An insect trap that mimics raspberry plants to kill unsuspecting beetles without using pesticide has been invented by scientists in Perthshire.
Researchers at the Scottish Crop Research Institute hope their creation will help protect both the environment and Scotland's multi-million pound soft fruit industry.
As part of the huge soft fruit market, raspberry sales alone bring £12million to Scotland's economy.
In such a competitive field, significant money and research goes into improving the product.
The Scottish Crop Research Institute (SCRI) in Invergowrie has spent decades trying to create the perfect breed of varieties.
In addition to perfection, the SCRI also invest heavily in protection – to stave off predators like the Raspberry beetle which lays its larva inside the fruit. Supermarkets have been known to cancel entire orders after spotting just one among a whole batch.
But with many pesticides being banned around Europe, to beat the beetle scientists are becoming more inventive.
To an insect, the new contraption has the same colour and smell as a raspberry flower.

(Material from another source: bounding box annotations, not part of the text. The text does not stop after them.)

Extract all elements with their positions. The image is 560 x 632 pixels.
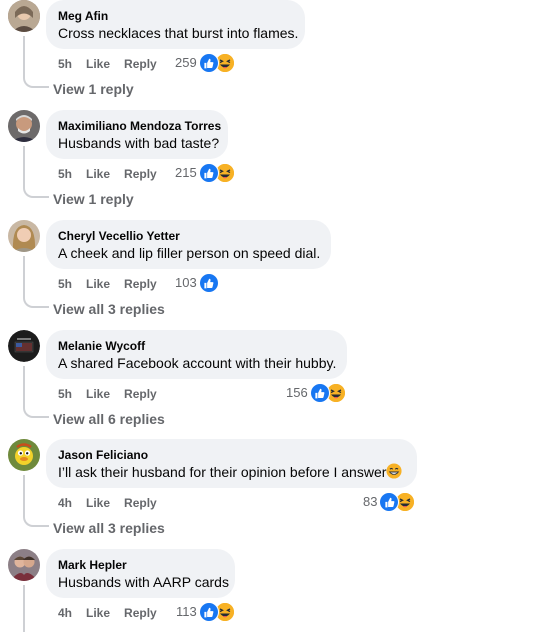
comment-author[interactable]: Melanie Wycoff (58, 338, 335, 354)
reaction-summary[interactable]: 215 (175, 163, 235, 183)
avatar[interactable] (8, 549, 40, 581)
comment-bubble: Meg Afin Cross necklaces that burst into… (46, 0, 305, 49)
like-button[interactable]: Like (86, 495, 110, 511)
reaction-count: 83 (363, 494, 378, 509)
avatar[interactable] (8, 0, 40, 32)
reply-button[interactable]: Reply (124, 276, 157, 292)
comment-text: Husbands with AARP cards (58, 574, 229, 590)
comment: Jason Feliciano I’ll ask their husband f… (0, 439, 560, 549)
comment-bubble: Mark Hepler Husbands with AARP cards (46, 549, 235, 598)
thread-connector (23, 396, 49, 418)
reaction-summary[interactable]: 103 (175, 273, 219, 293)
reaction-count: 215 (175, 165, 197, 180)
comment-bubble: Jason Feliciano I’ll ask their husband f… (46, 439, 417, 488)
thread-connector (23, 505, 49, 527)
avatar[interactable] (8, 110, 40, 142)
comment: Mark Hepler Husbands with AARP cards 4h … (0, 549, 560, 632)
comment-author[interactable]: Maximiliano Mendoza Torres (58, 118, 221, 134)
reply-button[interactable]: Reply (124, 386, 157, 402)
comment-bubble: Melanie Wycoff A shared Facebook account… (46, 330, 347, 379)
like-button[interactable]: Like (86, 166, 110, 182)
like-reaction-icon (198, 273, 219, 293)
comment-author[interactable]: Cheryl Vecellio Yetter (58, 228, 319, 244)
comment-bubble: Cheryl Vecellio Yetter A cheek and lip f… (46, 220, 331, 269)
view-replies-link[interactable]: View 1 reply (53, 80, 134, 98)
comment-actions: 5h Like Reply (58, 56, 171, 72)
reaction-count: 113 (176, 604, 197, 619)
comment-actions: 5h Like Reply (58, 276, 171, 292)
comment-time[interactable]: 5h (58, 56, 72, 72)
like-reaction-icon (198, 163, 219, 183)
comment-time[interactable]: 5h (58, 166, 72, 182)
comment-text: A shared Facebook account with their hub… (58, 355, 337, 371)
like-reaction-icon (309, 383, 330, 403)
comment-actions: 5h Like Reply (58, 386, 171, 402)
comment: Maximiliano Mendoza Torres Husbands with… (0, 110, 560, 220)
like-button[interactable]: Like (86, 386, 110, 402)
reply-button[interactable]: Reply (124, 605, 157, 621)
avatar[interactable] (8, 439, 40, 471)
comment-text: Cross necklaces that burst into flames. (58, 25, 299, 41)
thread-connector (23, 286, 49, 308)
avatar[interactable] (8, 330, 40, 362)
comment-author[interactable]: Mark Hepler (58, 557, 223, 573)
reaction-count: 156 (286, 385, 308, 400)
thread-line (23, 585, 25, 632)
comment-time[interactable]: 5h (58, 386, 72, 402)
comment-text: A cheek and lip filler person on speed d… (58, 245, 321, 261)
comment: Cheryl Vecellio Yetter A cheek and lip f… (0, 220, 560, 330)
view-replies-link[interactable]: View all 3 replies (53, 300, 165, 318)
comment-actions: 5h Like Reply (58, 166, 171, 182)
view-replies-link[interactable]: View all 6 replies (53, 410, 165, 428)
comment-author[interactable]: Meg Afin (58, 8, 293, 24)
comment-time[interactable]: 4h (58, 605, 72, 621)
reaction-count: 103 (175, 275, 197, 290)
comment-bubble: Maximiliano Mendoza Torres Husbands with… (46, 110, 228, 159)
comment: Melanie Wycoff A shared Facebook account… (0, 330, 560, 440)
reaction-summary[interactable]: 83 (363, 492, 416, 512)
reply-button[interactable]: Reply (124, 166, 157, 182)
reaction-count: 259 (175, 55, 197, 70)
reaction-summary[interactable]: 113 (176, 602, 235, 622)
comment-text: Husbands with bad taste? (58, 135, 220, 151)
reaction-summary[interactable]: 259 (175, 53, 235, 73)
comment: Meg Afin Cross necklaces that burst into… (0, 0, 560, 110)
like-reaction-icon (198, 53, 219, 73)
view-replies-link[interactable]: View all 3 replies (53, 519, 165, 537)
reaction-summary[interactable]: 156 (286, 383, 346, 403)
thread-connector (23, 66, 49, 88)
view-replies-link[interactable]: View 1 reply (53, 190, 134, 208)
comment-text-row: I’ll ask their husband for their opinion… (58, 463, 405, 484)
grinning-emoji-icon (386, 463, 402, 484)
like-button[interactable]: Like (86, 276, 110, 292)
comment-actions: 4h Like Reply (58, 605, 171, 621)
comment-time[interactable]: 5h (58, 276, 72, 292)
like-reaction-icon (198, 602, 219, 622)
thread-connector (23, 176, 49, 198)
reply-button[interactable]: Reply (124, 495, 157, 511)
like-button[interactable]: Like (86, 605, 110, 621)
comment-actions: 4h Like Reply (58, 495, 171, 511)
like-button[interactable]: Like (86, 56, 110, 72)
avatar[interactable] (8, 220, 40, 252)
comment-author[interactable]: Jason Feliciano (58, 447, 405, 463)
comment-time[interactable]: 4h (58, 495, 72, 511)
comment-text: I’ll ask their husband for their opinion… (58, 464, 387, 480)
reply-button[interactable]: Reply (124, 56, 157, 72)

Nick Birch of the SCRI said: "The beetle sees this as a giant raspberry flower and thinks it’s never had it so good.
“They fly at full speed towards the trap - homing in on the smell from about 50 metres.
“It bangs its head and slips down a slippery surface into soapy water at the bottom.
“The farmer then just opens it up once a week to see what's inside".
Industry leaders at the institute's annual Fruit for the Future showcase were introduced to the trap this afternoon.
It is hoped it will sell well not just across Scotland but across the continent.